Bölüm 1 | Siyah'ın Hikayesi

822 24 80
                                    

Günümüz

Persona

Kimdim ben?

Bu hayattaki görevim neydi? Hangi kimlik bana aitti? Yoksa zaten bir kimliğim yok muydu? Taktığım maskeler, ruhumun derinliklerinde sakladığım benliğimi kapatmaya yetecek kadar çoktu. Peki, yıllardır alışmış olduğum bu hiçlik şimdi neden zorlanmama neden oluyordu? Boğazımdaki düğüm, gerginliğin getirisi olan ellerimdeki uyuşukluk ve parmak uçlarımdaki soğukluk, tüm bu soruların zihnimin içinde uçuşmasına neden olmuştu. Fakat bu sorgulama, her gün içtiğin bir bardak suyun nedenini sorgulamak gibiydi. Hatta suyun neden saydam olduğunu sorgulamak kadar gereksiz bir tartışmaydı. Su, berrak olarak var olmuştu. Bense, maskelerimden ibarettim ve bu benim yaşamam gereken küçük bir dünyaydı.

Aynadaki yansımamı son bir kez kontrol etmek istedim. Masadaki sarı floresandan yansıyan ışığın yüzüme çarpmasıyla oluşan gölgeleri önlemek adına lambayı tamamen yüzüme doğru çevirdim. İşte oradaydı. Her zamanki parıltısıyla, iri ve mavi göz bebeklerim, olması gerekenden daha büyük gözüküyordu. Parlamasından nefret ediyordum. Kabul etmekte zorlanmama rağmen, kişiliğime inat umutla parıldardı. Şimdi ise, siyah dumanlı göz makyajımla bir uyum içerisindeydi.

Yarım toplamış olduğum dalgalı, çikolata kahvesi saçlarım ise tam istediğim gibi salaş görünüyordu. Gözlerime tezat oluşturacak kadar sade bıraktığım dudaklarımı stresle birbirine bastırdım. Kendi kendime bir söz verdim. Bu gece, sorunsuz geçecekti. Diğerleri gibi sıradan bir görev olacaktı. Yapman gerekeni biliyorsun diyerek fısıltıya benzer bir sesle mırıldandım. Kapının dışında bir süredir gizlice, beni beklediğini bildiğim Nihan'ın seslenmesiyle hafifçe irkildim.

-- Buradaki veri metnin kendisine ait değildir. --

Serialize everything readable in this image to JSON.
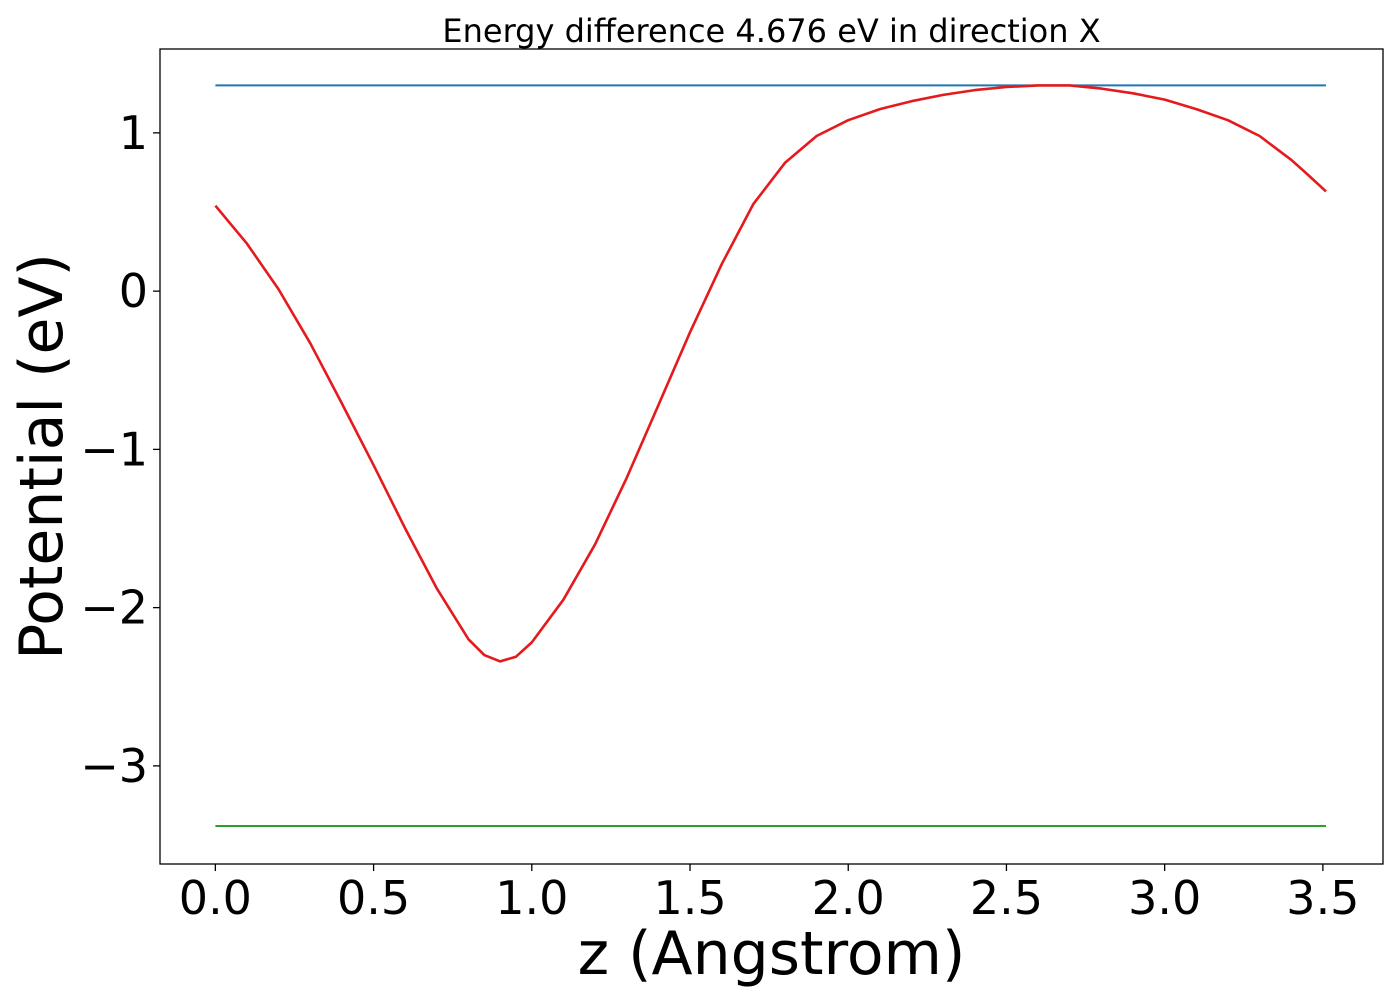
{
  "chart_data": {
    "type": "line",
    "title": "Energy difference 4.676 eV in direction X",
    "xlabel": "z (Angstrom)",
    "ylabel": "Potential (eV)",
    "xlim": [
      -0.175,
      3.69
    ],
    "ylim": [
      -3.62,
      1.53
    ],
    "grid": false,
    "legend": "none",
    "xticks": [
      0.0,
      0.5,
      1.0,
      1.5,
      2.0,
      2.5,
      3.0,
      3.5
    ],
    "xtick_labels": [
      "0.0",
      "0.5",
      "1.0",
      "1.5",
      "2.0",
      "2.5",
      "3.0",
      "3.5"
    ],
    "yticks": [
      1,
      0,
      -1,
      -2,
      -3
    ],
    "ytick_labels": [
      "1",
      "0",
      "−1",
      "−2",
      "−3"
    ],
    "series": [
      {
        "color": "#1f77b4",
        "x": [
          0.0,
          3.51
        ],
        "y": [
          1.3,
          1.3
        ]
      },
      {
        "color": "#2ca02c",
        "x": [
          0.0,
          3.51
        ],
        "y": [
          -3.38,
          -3.38
        ]
      },
      {
        "color": "#e41a1c",
        "x": [
          0.0,
          0.1,
          0.2,
          0.3,
          0.4,
          0.5,
          0.6,
          0.7,
          0.8,
          0.85,
          0.9,
          0.95,
          1.0,
          1.1,
          1.2,
          1.3,
          1.4,
          1.5,
          1.6,
          1.7,
          1.8,
          1.9,
          2.0,
          2.1,
          2.2,
          2.3,
          2.4,
          2.5,
          2.6,
          2.7,
          2.8,
          2.9,
          3.0,
          3.1,
          3.2,
          3.3,
          3.4,
          3.45,
          3.51
        ],
        "y": [
          0.54,
          0.3,
          0.01,
          -0.33,
          -0.71,
          -1.1,
          -1.5,
          -1.88,
          -2.2,
          -2.3,
          -2.34,
          -2.31,
          -2.22,
          -1.95,
          -1.6,
          -1.18,
          -0.72,
          -0.26,
          0.17,
          0.55,
          0.81,
          0.98,
          1.08,
          1.15,
          1.2,
          1.24,
          1.27,
          1.29,
          1.3,
          1.3,
          1.28,
          1.25,
          1.21,
          1.15,
          1.08,
          0.98,
          0.83,
          0.74,
          0.63
        ]
      }
    ]
  }
}
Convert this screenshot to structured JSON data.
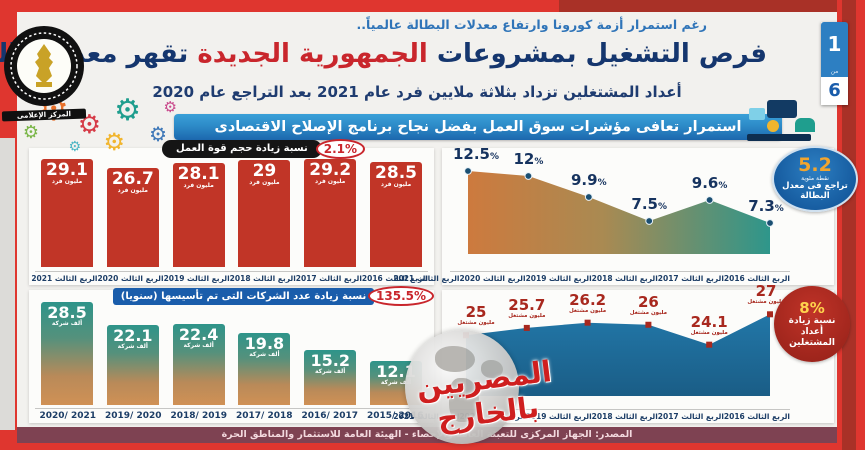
{
  "meta": {
    "page_current": "1",
    "page_separator": "من",
    "page_total": "6"
  },
  "colors": {
    "frame_red": "#df362f",
    "dark_red": "#a93127",
    "navy": "#15366e",
    "accent_red": "#c9262c",
    "banner_blue": "#2d8bc8",
    "bar_red": "#c13527",
    "teal": "#2e948a",
    "orange": "#cf8a4a",
    "area_blue": "#1f6d9d",
    "badge_blue": "#1861a8",
    "badge_red": "#ab231b",
    "badge_yellow": "#ffd34d"
  },
  "header": {
    "topline": "رغم استمرار أزمة كورونا وارتفاع معدلات البطالة عالمياً..",
    "title_pre": "فرص التشغيل بمشروعات ",
    "title_highlight": "الجمهورية الجديدة",
    "title_post": " تقهر معدلات البطالة",
    "subtitle": "أعداد المشتغلين تزداد بثلاثة ملايين فرد عام 2021 بعد التراجع عام 2020",
    "logo_caption": "المركز الإعلامى"
  },
  "banner": {
    "text": "استمرار تعافى مؤشرات سوق العمل بفضل نجاح برنامج الإصلاح الاقتصادى"
  },
  "watermark": {
    "text": "المصريين بالخارج"
  },
  "footer": {
    "source": "المصدر: الجهاز المركزى للتعبئة العامة والإحصاء - الهيئة العامة للاستثمار والمناطق الحرة"
  },
  "chart_data": [
    {
      "id": "labor-force",
      "type": "bar",
      "title": "نسبة زيادة حجم قوة العمل",
      "badge": "2.1%",
      "unit": "مليون فرد",
      "categories": [
        "الربع الثالث 2016",
        "الربع الثالث 2017",
        "الربع الثالث 2018",
        "الربع الثالث 2019",
        "الربع الثالث 2020",
        "الربع الثالث 2021"
      ],
      "values": [
        28.5,
        29.2,
        29,
        28.1,
        26.7,
        29.1
      ],
      "labels": [
        "28.5",
        "29.2",
        "29",
        "28.1",
        "26.7",
        "29.1"
      ],
      "ymax": 29.5,
      "grid": false,
      "legend": "none"
    },
    {
      "id": "unemployment-rate",
      "type": "area",
      "badge": {
        "value": "5.2",
        "sub": "نقطة مئوية",
        "label": "تراجع فى معدل البطالة"
      },
      "categories": [
        "الربع الثالث 2016",
        "الربع الثالث 2017",
        "الربع الثالث 2018",
        "الربع الثالث 2019",
        "الربع الثالث 2020",
        "الربع الثالث 2021"
      ],
      "values": [
        12.5,
        12,
        9.9,
        7.5,
        9.6,
        7.3
      ],
      "labels": [
        "12.5",
        "12",
        "9.9",
        "7.5",
        "9.6",
        "7.3"
      ],
      "value_suffix": "%",
      "ylim": [
        6.6,
        13.2
      ],
      "padl": 18,
      "padr": 20,
      "top": 10,
      "bot": 76,
      "dot": "circle",
      "dotColor": "#1b4f72",
      "grid": false,
      "legend": "none"
    },
    {
      "id": "new-companies",
      "type": "bar",
      "title": "نسبة زيادة عدد الشركات التى تم تأسيسها (سنويا)",
      "badge": "135.5%",
      "unit": "ألف شركة",
      "categories": [
        "2015/ 2016",
        "2016/ 2017",
        "2017/ 2018",
        "2018/ 2019",
        "2019/ 2020",
        "2020/ 2021"
      ],
      "values": [
        12.1,
        15.2,
        19.8,
        22.4,
        22.1,
        28.5
      ],
      "labels": [
        "12.1",
        "15.2",
        "19.8",
        "22.4",
        "22.1",
        "28.5"
      ],
      "ymax": 29,
      "grid": false,
      "legend": "none"
    },
    {
      "id": "employed-count",
      "type": "area",
      "badge": {
        "value": "8%",
        "label": "نسبة زيادة أعداد المشتغلين"
      },
      "unit": "مليون مشتغل",
      "categories": [
        "الربع الثالث 2016",
        "الربع الثالث 2017",
        "الربع الثالث 2018",
        "الربع الثالث 2019",
        "الربع الثالث 2020",
        "الربع الثالث 2021"
      ],
      "values": [
        25,
        25.7,
        26.2,
        26,
        24.1,
        27
      ],
      "labels": [
        "25",
        "25.7",
        "26.2",
        "26",
        "24.1",
        "27"
      ],
      "ylim": [
        23.4,
        27.6
      ],
      "padl": 16,
      "padr": 20,
      "top": 12,
      "bot": 56,
      "dot": "square",
      "dotColor": "#a8281e",
      "grid": false,
      "legend": "none"
    }
  ]
}
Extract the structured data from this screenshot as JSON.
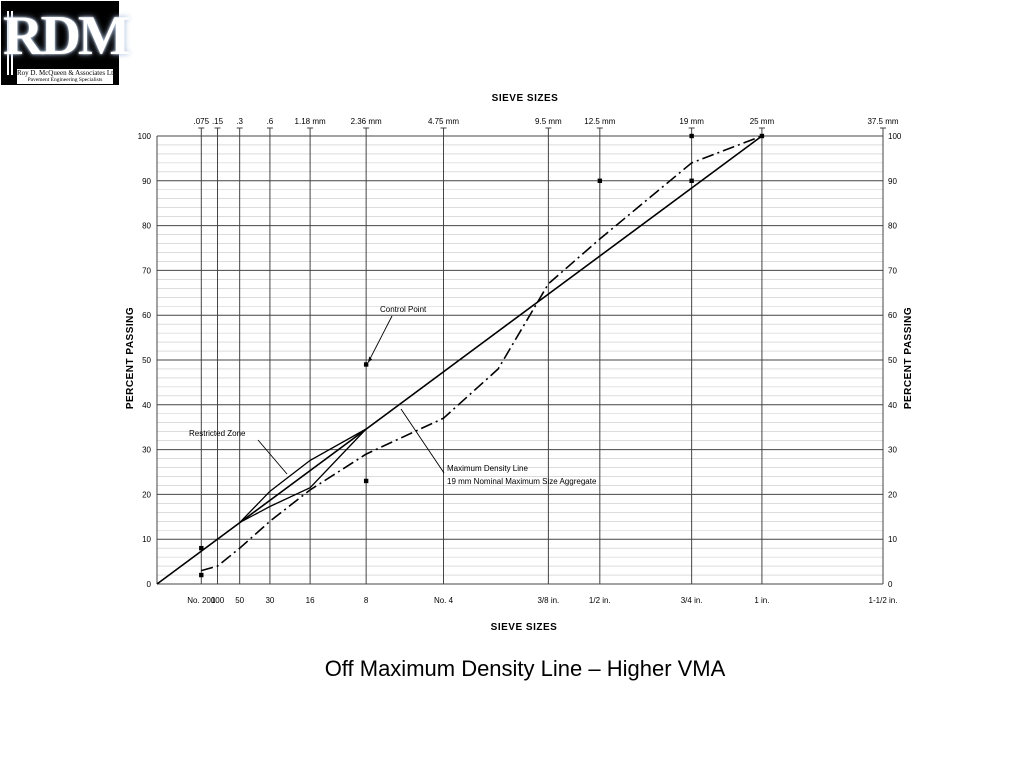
{
  "logo": {
    "mark": "RDM",
    "company": "Roy D. McQueen & Associates Ltd.",
    "tagline": "Pavement Engineering Specialists"
  },
  "caption": "Off Maximum Density Line – Higher VMA",
  "chart_data": {
    "type": "line",
    "title_top": "SIEVE SIZES",
    "xlabel": "SIEVE SIZES",
    "ylabel_left": "PERCENT PASSING",
    "ylabel_right": "PERCENT PASSING",
    "x_scale": "power-0.45",
    "x_unit": "mm",
    "xlim": [
      0,
      37.5
    ],
    "ylim": [
      0,
      100
    ],
    "y_ticks": [
      0,
      10,
      20,
      30,
      40,
      50,
      60,
      70,
      80,
      90,
      100
    ],
    "sieves": [
      {
        "mm": 0.075,
        "top": ".075",
        "bottom": "No. 200"
      },
      {
        "mm": 0.15,
        "top": ".15",
        "bottom": "100"
      },
      {
        "mm": 0.3,
        "top": ".3",
        "bottom": "50"
      },
      {
        "mm": 0.6,
        "top": ".6",
        "bottom": "30"
      },
      {
        "mm": 1.18,
        "top": "1.18 mm",
        "bottom": "16"
      },
      {
        "mm": 2.36,
        "top": "2.36 mm",
        "bottom": "8"
      },
      {
        "mm": 4.75,
        "top": "4.75 mm",
        "bottom": "No. 4"
      },
      {
        "mm": 9.5,
        "top": "9.5 mm",
        "bottom": "3/8 in."
      },
      {
        "mm": 12.5,
        "top": "12.5 mm",
        "bottom": "1/2 in."
      },
      {
        "mm": 19,
        "top": "19 mm",
        "bottom": "3/4 in."
      },
      {
        "mm": 25,
        "top": "25 mm",
        "bottom": "1 in."
      },
      {
        "mm": 37.5,
        "top": "37.5 mm",
        "bottom": "1-1/2 in."
      }
    ],
    "series": [
      {
        "role": "maximum-density-line",
        "style": "solid",
        "points": [
          [
            0,
            0
          ],
          [
            25,
            100
          ]
        ]
      },
      {
        "role": "gradation",
        "style": "dash-dot",
        "points": [
          [
            0.075,
            3
          ],
          [
            0.15,
            4
          ],
          [
            0.3,
            8
          ],
          [
            0.6,
            14
          ],
          [
            1.18,
            21
          ],
          [
            2.36,
            29
          ],
          [
            4.75,
            37
          ],
          [
            7.0,
            48
          ],
          [
            9.5,
            67
          ],
          [
            12.5,
            77
          ],
          [
            19,
            94
          ],
          [
            25,
            100
          ]
        ]
      }
    ],
    "restricted_zone": {
      "upper": [
        [
          0.3,
          13.7
        ],
        [
          0.6,
          20.7
        ],
        [
          1.18,
          27.6
        ],
        [
          2.36,
          34.6
        ]
      ],
      "lower": [
        [
          0.3,
          13.7
        ],
        [
          0.6,
          17.3
        ],
        [
          1.18,
          21.5
        ],
        [
          2.36,
          34.6
        ]
      ]
    },
    "control_points": [
      {
        "mm": 0.075,
        "min": 2,
        "max": 8
      },
      {
        "mm": 2.36,
        "min": 23,
        "max": 49
      },
      {
        "mm": 12.5,
        "max": 90
      },
      {
        "mm": 19,
        "min": 90,
        "max": 100
      },
      {
        "mm": 25,
        "min": 100
      }
    ],
    "annotations": [
      {
        "id": "control-point",
        "text": "Control Point"
      },
      {
        "id": "restricted-zone",
        "text": "Restricted Zone"
      },
      {
        "id": "mdl-1",
        "text": "Maximum Density Line"
      },
      {
        "id": "mdl-2",
        "text": "19 mm Nominal Maximum Size Aggregate"
      }
    ]
  }
}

"Siyah? Hazır mısın?" dediğinde gerçekten hazır olup olmadığıma emin olamasam da sanki görebilecekmiş gibi başımı salladım.

Evet, doğru duydunuz. Adım, Siyah. Bir soyadım yok. Doğduğum yer, ailem yok. Sadece bir renkten ibaretim ve bu benim tercihim.

Benim dışımda iki renk daha vardı bu küçük dünyamda. Önceden üç. Artık sadece iki kişi: Gri ve Beyaz. Üçümüz de, Persona'ya aittik ve hayatımızdaki tek amaç bu sayısız maskeleri takmaktı. Görünmez ama hepimizin bildiği o rollere bürünmek...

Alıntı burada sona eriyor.